1. Here are some areas an ASC should confirm are in place and compliant prior to a RAC audit:
- Coding audits — Ensure your coding auditors review the following:
- Compliance to Medicare CCI bundling rules
- Compliance to Medicare MEU edits
- Compliance to NTIOL lens requirements
- Compliance to Regional MAC LCD requirements
- Documentation
- Ensure your medical records are complete
- Ensure the coder has access to all medical records while coding
- Education of staff — What and when to bill for services on Medicare beneficiaries
- Ensure all business office staff is given the current Medicare billing rules (Part B Manual for ASCs)
- Provide CCI edits to coder – including the proper use of the -59 modifier
- Ensure all errors from a coding audit are reviewed with coder, and those changes are understood by everyone involved to avoid future mistakes
- Ensure all staff understands that they can only bill for documented services and items
- No assumptions
- No “always” when determining if an item is used
- No “always” when determining if a physician performs a procedure if he doesn’t mention it in the documentation
- Always use physician confirmed documentation
2. Here are some of the resources available with the information ASCs need to know and understand Medicare rules. The ASC is responsible for obtaining this information on its own. Telling a RAC auditor you did not know the rules is not going to absolve your ASC of an overpayment.
- The Part B manual for ASCs
- Provides the billing rules for an ASC
- Provides what items and services can be billed in addition to the surgical or procedure CPT
- Provides rules on pass thru items, including mark up and quantity limitations
- CCI edits and MUE lists
- Medicare offers these lists and edits on their website or they may be purchased thru one of the national vendors (or may already be part of your coding software)
- CMS websites — These are free sites with many documents related to RAC areas of review, states to be audited, timelines, deadlines, and forms.
- CMS: cms.hhs.gov
- Federal Business Opportunities: fbo.gov
3. Unfortunately, you cannot foresee the random selection of a facility for a RAC audit. Keep in mind, RAC contractors cannot go back more than 3 years from the date of the initial determination of a claim.
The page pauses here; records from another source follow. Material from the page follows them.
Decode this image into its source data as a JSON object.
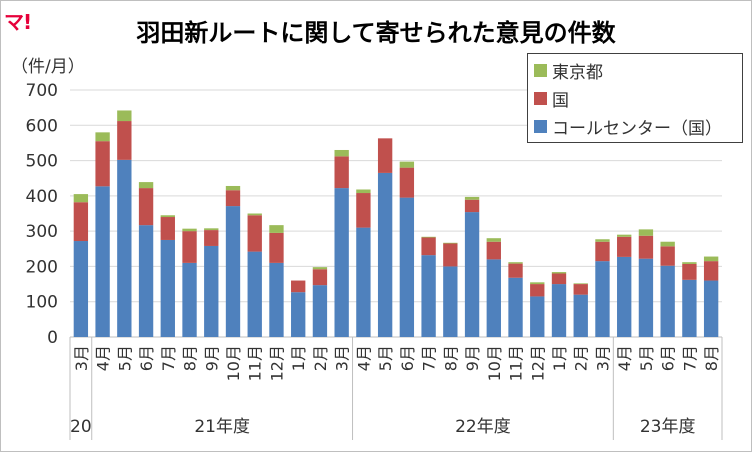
{
  "logo": "マ!",
  "chart_data": {
    "type": "bar",
    "stacked": true,
    "title": "羽田新ルートに関して寄せられた意見の件数",
    "ylabel": "（件/月）",
    "ylim": [
      0,
      700
    ],
    "yticks": [
      0,
      100,
      200,
      300,
      400,
      500,
      600,
      700
    ],
    "grid": true,
    "legend_position": "top-right",
    "categories": [
      "3月",
      "4月",
      "5月",
      "6月",
      "7月",
      "8月",
      "9月",
      "10月",
      "11月",
      "12月",
      "1月",
      "2月",
      "3月",
      "4月",
      "5月",
      "6月",
      "7月",
      "8月",
      "9月",
      "10月",
      "11月",
      "12月",
      "1月",
      "2月",
      "3月",
      "4月",
      "5月",
      "6月",
      "7月",
      "8月"
    ],
    "groups": [
      {
        "label": "20",
        "count": 1
      },
      {
        "label": "21年度",
        "count": 12
      },
      {
        "label": "22年度",
        "count": 12
      },
      {
        "label": "23年度",
        "count": 5
      }
    ],
    "series": [
      {
        "name": "コールセンター（国）",
        "color": "#4f81bd",
        "values": [
          272,
          427,
          502,
          317,
          275,
          210,
          258,
          371,
          242,
          210,
          127,
          147,
          422,
          310,
          465,
          395,
          232,
          200,
          354,
          220,
          168,
          115,
          150,
          120,
          215,
          227,
          222,
          202,
          162,
          160
        ]
      },
      {
        "name": "国",
        "color": "#c0504d",
        "values": [
          110,
          128,
          110,
          105,
          65,
          90,
          45,
          45,
          103,
          85,
          33,
          45,
          90,
          98,
          98,
          85,
          50,
          65,
          35,
          50,
          40,
          35,
          30,
          30,
          55,
          57,
          65,
          55,
          45,
          55
        ]
      },
      {
        "name": "東京都",
        "color": "#9bbb59",
        "values": [
          23,
          25,
          30,
          17,
          5,
          7,
          5,
          12,
          5,
          22,
          0,
          6,
          18,
          10,
          0,
          17,
          2,
          2,
          8,
          10,
          4,
          5,
          4,
          2,
          7,
          6,
          18,
          13,
          5,
          13
        ]
      }
    ]
  }
}
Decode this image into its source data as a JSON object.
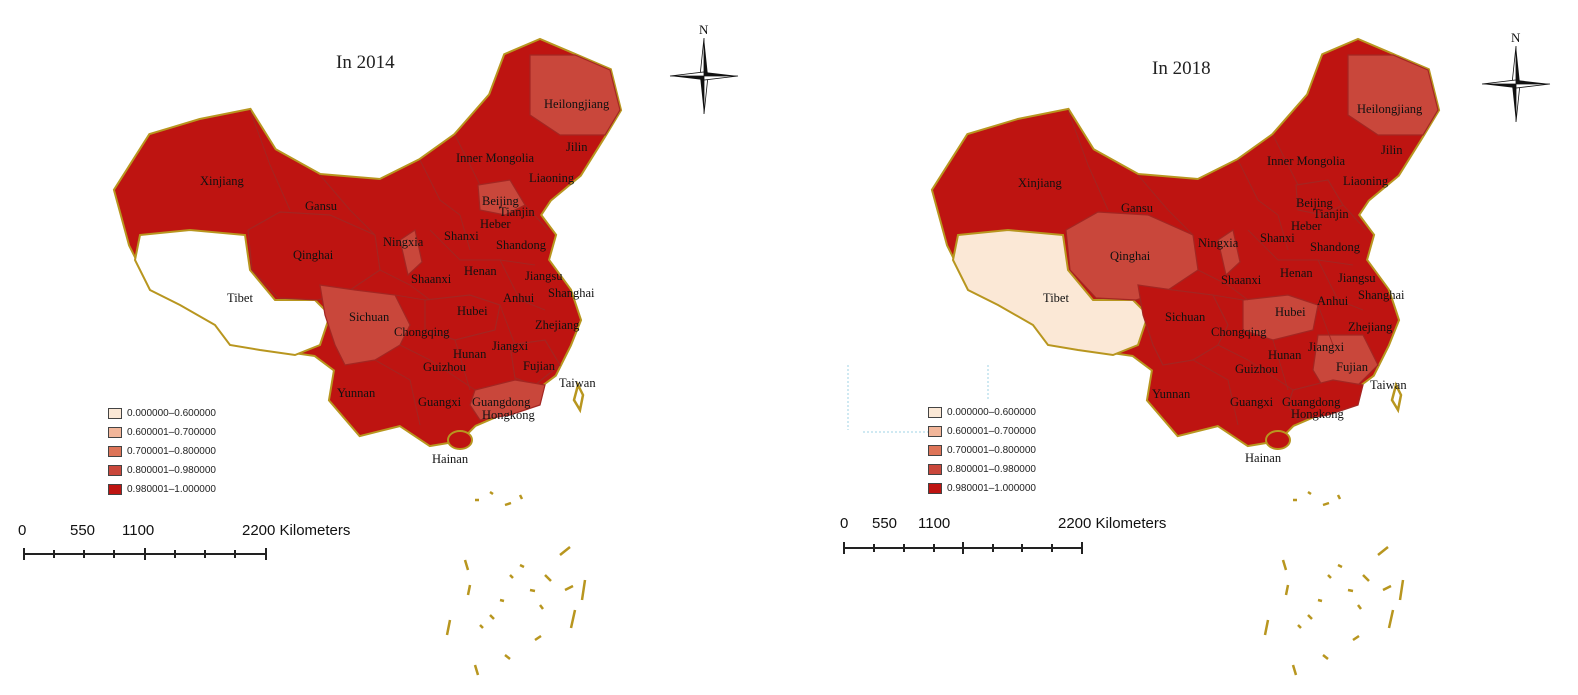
{
  "legend_classes": [
    {
      "label": "0.000000–0.600000",
      "color": "#fbe8d6"
    },
    {
      "label": "0.600001–0.700000",
      "color": "#f2b69a"
    },
    {
      "label": "0.700001–0.800000",
      "color": "#dd7458"
    },
    {
      "label": "0.800001–0.980000",
      "color": "#c9473b"
    },
    {
      "label": "0.980001–1.000000",
      "color": "#be1411"
    }
  ],
  "scale_bar": {
    "ticks": [
      "0",
      "550",
      "1100",
      "2200 Kilometers"
    ]
  },
  "compass_label": "N",
  "maps": [
    {
      "title": "In 2014",
      "fills": {
        "main": "#be1411",
        "tibet": "#ffffff",
        "sichuan": "#c9473b",
        "heilongjiang": "#c9473b",
        "beijing": "#c9473b",
        "ningxia": "#c9473b",
        "guangdong": "#c9473b",
        "qinghai": "#be1411",
        "hubei": "#be1411",
        "fujian": "#be1411"
      },
      "labels": [
        "Xinjiang",
        "Gansu",
        "Qinghai",
        "Tibet",
        "Inner Mongolia",
        "Heilongjiang",
        "Jilin",
        "Liaoning",
        "Beijing",
        "Tianjin",
        "Heber",
        "Shanxi",
        "Ningxia",
        "Shandong",
        "Shaanxi",
        "Henan",
        "Jiangsu",
        "Shanghai",
        "Anhui",
        "Sichuan",
        "Chongqing",
        "Hubei",
        "Zhejiang",
        "Hunan",
        "Jiangxi",
        "Fujian",
        "Guizhou",
        "Yunnan",
        "Guangxi",
        "Guangdong",
        "Hongkong",
        "Taiwan",
        "Hainan"
      ]
    },
    {
      "title": "In 2018",
      "fills": {
        "main": "#be1411",
        "tibet": "#fbe8d6",
        "sichuan": "#be1411",
        "heilongjiang": "#c9473b",
        "beijing": "#be1411",
        "ningxia": "#c9473b",
        "guangdong": "#be1411",
        "qinghai": "#c9473b",
        "hubei": "#c9473b",
        "fujian": "#c9473b"
      },
      "labels": [
        "Xinjiang",
        "Gansu",
        "Qinghai",
        "Tibet",
        "Inner Mongolia",
        "Heilongjiang",
        "Jilin",
        "Liaoning",
        "Beijing",
        "Tianjin",
        "Heber",
        "Shanxi",
        "Ningxia",
        "Shandong",
        "Shaanxi",
        "Henan",
        "Jiangsu",
        "Shanghai",
        "Anhui",
        "Sichuan",
        "Chongqing",
        "Hubei",
        "Zhejiang",
        "Hunan",
        "Jiangxi",
        "Fujian",
        "Guizhou",
        "Yunnan",
        "Guangxi",
        "Guangdong",
        "Hongkong",
        "Taiwan",
        "Hainan"
      ]
    }
  ]
}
A facility that falls out of the normal range in certain areas is more likely to be selected for a RAC audit.
- Higher than the norm gross charges for a specific service or procedure. For example, if the market rate for CPT 66984 (cataract w/IOL) is 9,000.00 and your facility charges 22,000.00, then you may be selected as falling outside the normal charges. Even though ASCs are not paid based on their charges, this is the number being used by RAC contractors.
- Overcharging pass thru items above the Market average (such as the cost of brachytherapy seeds are four times the amount of other ASCs)
- Overbilling separately payable services — Incorrect quantity, coding for radiology that was not integral to the surgical service, lenses that do not qualify as NTIOLs
- Excessive unbundling of services
- Overuse of the -59 modifier
4. What can I do if I want to appeal the RAC findings?
- Beware of the deadlines, if you are late you forfeit your appeal rights
- Be prepared to defend your coding and billing with a copy of the ASC manual from your MAC defining the practice you used.
- Provide copies of invoices to prove an NTIOL was used on every case
- Have documentation from the medical record to support the 59 modifier was valid for each CPT
- Have an MUE list to prove quantity is correct
5. You may also email any questions regarding a claim reviewed by a RAC to RAC@cms.hhs.gov.
6. RAC contractors are not responsible for the education of correct Medicare billing. Regional MACs are required to provide this training.